En bref, selon Jon Evans, éditorialiste chez TechCrunch donc, le gouvernement français voit surtout les startups comme un moyen de stimuler l’innovation à la faveur des grands groupes alors qu’il devrait les aider à devenir des acteurs mondiaux indépendants. Comme si le seul Graal des startups françaises était leur rachat par un groupe du CAC 40. Autrement dit, à contre-courant de l’énergie qui irrigue la Silicon Valley où l’on est persuadé que les startups peuvent dévorer les dinosaures et les remplacer. En France, pour rester dans la course, on propose aux dinosaures de se nourrir de startups !

 

Inutile de contester cette réalité en arguant que le financement de la recherche développement par le denier public français est l’un des plus dynamique de sa catégorie ou que les membres du big five californien ne sont pas les derniers à se gaver. Il suffit pour cela de jeter un œil sur la dernière estimation de Roland Berger sur la valeur de l’écosystème des startups dans le monde.

 

 

Car le problème est celui de la structuration de l’écosystème. C’est précisément le diagnostic de Bertrand Diard dans sa chronique du 14 décembre dernier du JDN - https://lc.cx/JUuD.

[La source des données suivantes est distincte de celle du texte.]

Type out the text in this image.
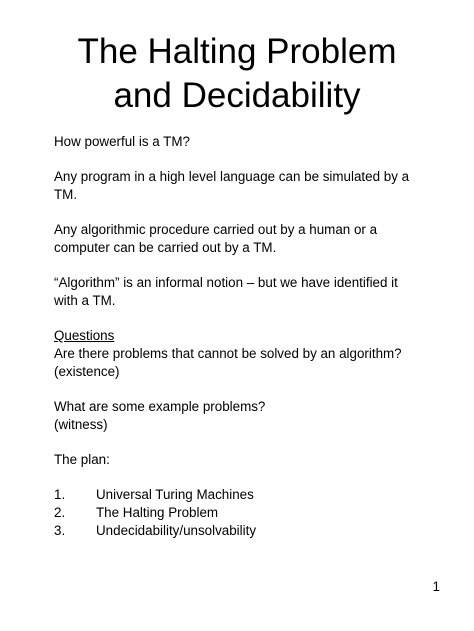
The Halting Problem
and Decidability

How powerful is a TM?

Any program in a high level language can be simulated by a TM.

Any algorithmic procedure carried out by a human or a computer can be carried out by a TM.

“Algorithm” is an informal notion – but we have identified it with a TM.

Questions

Are there problems that cannot be solved by an algorithm?

(existence)

What are some example problems?

(witness)

The plan:

1.	Universal Turing Machines

2.	The Halting Problem

3.	Undecidability/unsolvability

1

                          

Son constat est en parfaite adéquation avec les chiffres mentionnées ci-dessus : « Pour que la France devienne une véritable « Tech Nation », il nous faut multiplier par 10 notre capacité d’investissement ». Mais les choses deviennent encore plus intéressantes lorsqu’il prescrit : « Nous avons identifié trois axes de travail susceptibles de dynamiser l’écosystème du financement en France, l’investissement des particuliers dans les entreprises innovantes (i), l’orientation de l’épargne existante vers l’innovation (ii), et le corporate venture (iii) ».

 

Les 2 premières prescriptions sont des déterminants fondamentaux pour la plupart des économistes depuis déjà longtemps. Mais le corporate venture, quèsaco ?

                        

Il s’agit de l’investissement des entreprises dans l’innovation, qui lui apparait comme étant un instrument majeur d’innovation ouverte mise à disposition et susceptible d’attirer les grandes entreprises. Pour cela, il propose que la totalité de l’investissement éligible puisse être amortie au titre de l’année en cours et non sur cinq ans comme il est prévu actuellement.

 

Mais alors selon l’éditorialiste de TechCrunch, Jon Evans, Bertrand Diard n’aurait rien compris ou presque ? Ce dernier est pourtant serial entrepreneur à succès, co-fondateur d’Influans, une solution qui permet à toute marque ou distributeur de multiplier par trente l’efficacité de son marketing digital grâce aux big data et au machine learning et co-fondateur de Talend, un des éditeurs open source les plus performants dans le monde, aujourd’hui coté sur le Nasdaq…

 

Entre ces 2 avis de professionnels avérés pouvant paraître contradictoire selon certaines apparences se trouve 2 mots clés cachés : mutualisation et entrepreneur.

 

Le corporate venture consiste à mutualiser l’investissement au sein des startups sans nécessairement permettre à telle ou telle grande entreprise d’en prendre le contrôle.

 

L’entrepreneur, son équipe exécutive ou encore son mentorat, est l’instrument exclusif de décision face à cette question… sur le papier seulement.

 

Car dans la réalité, il existe d’innombrables facteurs susceptibles d’empêcher l’entrepreneur de préserver son indépendance d’une prise de contrôle de sa startup par une entité a priori en situation de lui apporter perspectives et pérennité. Ces facteurs sont inhérents à la vie de la startup elle-même, impossible à contrôler ou à encadrer de manière uniforme.

 

Seule la sagacité de l’entrepreneur peut lui permettre de prendre la hauteur de vue nécessaire lors des moments clés de la vie de sa startup, à travers sa capacité à s’entourer des bons conseils au bon moment puis à remettre cette structuration sur le tapis dans les temps impartis. C’est sa politique de pilotage et sa capacité de remise en cause qui sont ici concernés et ce n’est ni un petit enjeu individuel ni un petit enjeu collectif.